What made Aguirre singular was that he was a builder of fossils—not only bones, but ideas that gave them renewed meaning. Unlike those palaeontologists who confined themselves to classification, he sought the narrative that bound the pieces together. He reconstructed not only skeletons, but also the stories of who we were, how we became human, and what that means in a society where palaeoanthropology is often overshadowed by market immediacy, media frivolity or professional prejudice.
His centenary should not be reduced to official ceremonies or commemorative plaques. It deserves critical re-readings, new editions of his work, documentaries on his life, and above all, a reflection on the role of scientific culture in our education and society.
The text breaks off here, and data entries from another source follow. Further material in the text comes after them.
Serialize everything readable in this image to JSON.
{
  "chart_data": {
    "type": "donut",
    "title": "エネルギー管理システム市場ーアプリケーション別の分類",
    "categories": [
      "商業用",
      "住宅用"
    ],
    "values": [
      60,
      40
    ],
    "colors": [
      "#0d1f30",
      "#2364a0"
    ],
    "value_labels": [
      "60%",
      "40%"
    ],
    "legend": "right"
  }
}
For Aguirre’s deepest conviction was that scientific education is the foundation of a knowledgeable, free and critical citizenry. In an age of denialism, pedagogical dogmas and pseudosciences, his legacy feels more relevant than ever.
To speak of Emiliano Aguirre today is also to speak of hope—of an interdisciplinary, profound and humble knowledge that stands against the arrogance of those who, out of prejudice or self-interest, proclaim themselves experts in education or science. Fossils do not only speak of our biological past; they also point to our human future.
A hundred years after his birth, Aguirre’s figure remains as alive as the questions he taught us to ask. For the best way to celebrate a centenary is not to look back, but to move forward with eyes wide open. Should we fail to do so as he did, we shall remain trapped in the prejudices and interests of the self-serving.